Мне Дементьев явно симпатизировал и, по крайней мере, дважды печатал меня, преодолев сопротивление Твардовского. При этом делал много тактических ходов, терпеливо выжидал подходящий момент и меня уговаривал набраться терпения. «Подождите, подождите», – говорил он, и я ждал. С «Хочу быть честным» и «Расстоянием в полкилометра» я ждал целый год. Время от времени рассказы ставили в план, но тут присылал рукопись ктонибудь из маститых (Эренбург – мемуары, Панова – пьесу), и меня опять выкидывали из очереди. Я нервничал. Меня уже убедили, что «Хочу быть честным» – вещь слабая, я готов был от нее отказаться, но мне очень важно было выйти к читателю с «Расстоянием в полкилометра».

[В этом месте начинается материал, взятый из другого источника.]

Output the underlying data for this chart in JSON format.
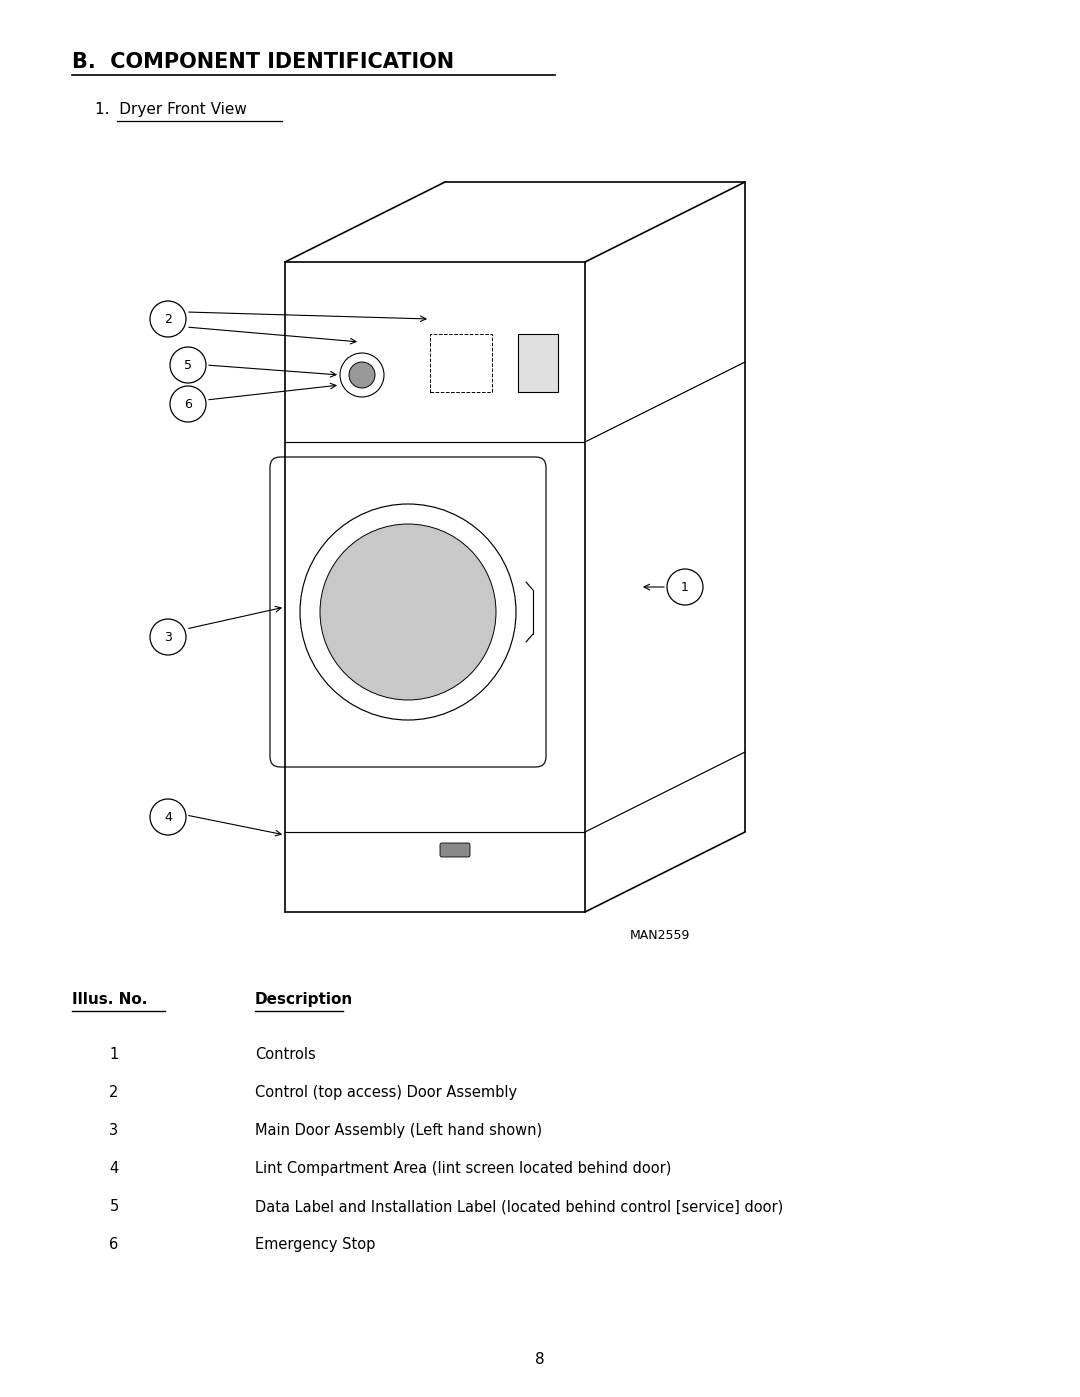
{
  "title": "B.  COMPONENT IDENTIFICATION",
  "subtitle": "1.  Dryer Front View",
  "man_label": "MAN2559",
  "page_number": "8",
  "bg_color": "#ffffff",
  "text_color": "#000000",
  "table_header_num": "Illus. No.",
  "table_header_desc": "Description",
  "table_rows": [
    [
      "1",
      "Controls"
    ],
    [
      "2",
      "Control (top access) Door Assembly"
    ],
    [
      "3",
      "Main Door Assembly (Left hand shown)"
    ],
    [
      "4",
      "Lint Compartment Area (lint screen located behind door)"
    ],
    [
      "5",
      "Data Label and Installation Label (located behind control [service] door)"
    ],
    [
      "6",
      "Emergency Stop"
    ]
  ]
}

Я сдал редакции этот рассказ в декабре 1961 года. А в ноябре следующего года вышел «Один день Ивана Денисовича» Солженицына, что стало ни с чем не сравнимой сенсацией. Солженицына читали, обсуждали, спорили. Очень многие утверждали, что с его появлением все в литературе изменилось и уже никто не сможет писать так, как раньше. Именно поэтому я опасался, что мой рассказ воспримут как написанный после и, может быть, даже под влиянием Солженицына, и никто не поверит, что во время написания рассказа я имени «Солженицын» и слыхом еще не слыхал.

Дуэт в космосе

Упоминавшийся мною выше полет космонавтов Николаева и Поповича с исполнением ими дуэтом «14 минут до старта» состоялся в августе 1962го. Что тут началось! Издательства, журналы и газеты наперебой предлагали мне издать сборник, подборку или отдельные стихотворения. Нас с Оскаром Фельцманом выдвинули на Ленинскую премию, и наше сочинение конкурировало с песней «Бухенвальдский набат».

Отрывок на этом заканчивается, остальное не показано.